Hunt didn’t hesitate to hire his head coach, but that left open the possibility the Chiefs would have to settle for a lesser general manager. It was a gamble, but it’s a gamble that paid off twofold. Dorsey is a great candidate who is the exact opposite of Pioli.

Dorsey worked alongside general manager Ron Wolf and Ted Thompson as well as Reggie McKenzie, who left the Packers to become Oakland’s general manager last year. Dorsey wouldn’t have left for just any opportunity; he wasn’t a hot general manager candidate because he had a good situation in Green Bay.

By bringing in a seasoned talent evaluator like Dorsey, the Chiefs have mitigated any concerns that Reid would completely control the roster. It was Reid’s control of the roster in Philadelphia that ultimately led to his downfall. One of the reasons Reid was such a great hire is that he learns from his mistakes.

Bringing in Dorsey and not hiring Marty Mornhinweg as his offensive coordinator is a good sign that he’s making some adjustments to the way he did things in Philadelphia. Reid’s willingness to change as well as a track record of developing and coaching quarterbacks makes him an ideal head coach, even if he comes with a few warts.

Reid will call the plays, which he hasn’t done since 2006 and ceded a lot of power to his friend Dorsey. The Packers have been one of the most successful teams over the past 20 years and a lot of that has been due to the great people in the front office in Green Bay like Dorsey. The Eagles had the same thing going for them until losing Tom Heckert to Cleveland and Ryan Grigson to Indianapolis.

Having a head coach that can work closely with the front office to acquire talent was probably Pioli’s biggest failure. Pioli brought with him the model used in New England, which is a front office and coaching staff that all reports back to one head guy—Bill Belichick. It works in New England because they have Belichick, but take him out of the equation and you have a long string of failures.

Doing things like Belichick is just not possible outside of New England, and there are no other teams that are modeled like the Patriots. There are several successful teams that have a head coach that works closely with a stable front office to put together the best possible roster.

It’s this kind of teamwork that Hunt is hoping to create by changing the entire structure of the football operations department. Reid and Dorsey will both report directly to Hunt along with team president Mark Donovan.

Dorsey will have the power in the draft room, but Reid will likely have significant say over the final roster. At no point should the Chiefs have another feud between the general manager and head coach that gets so ugly that the head coach thinks his phone is bugged.

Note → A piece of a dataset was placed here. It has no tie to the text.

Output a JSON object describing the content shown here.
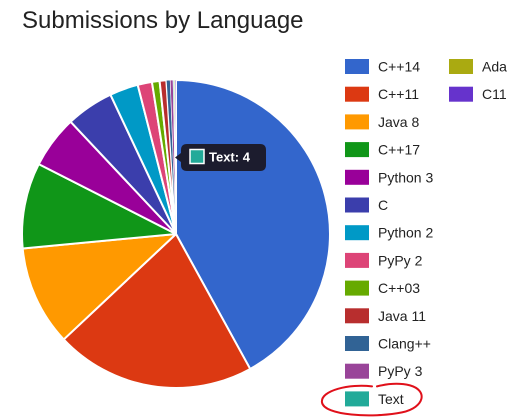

For the first time since Carl Peterson and Dick Vermeil, the Chiefs will have a front office and head coach that will both work together and are well qualified to do their jobs. There’s no guarantee things will work out for the Chiefs, but Hunt has done everything in his power to give the Chiefs a chance.

A quick turnaround is certainly possible, but with Reid and Dorsey the Chiefs are also built for long-term stability. It’s that kind of long-term stability along with the quarterback position that separates the good teams from the bad teams. Now all Dorsey and Reid need to do is to find a quarterback.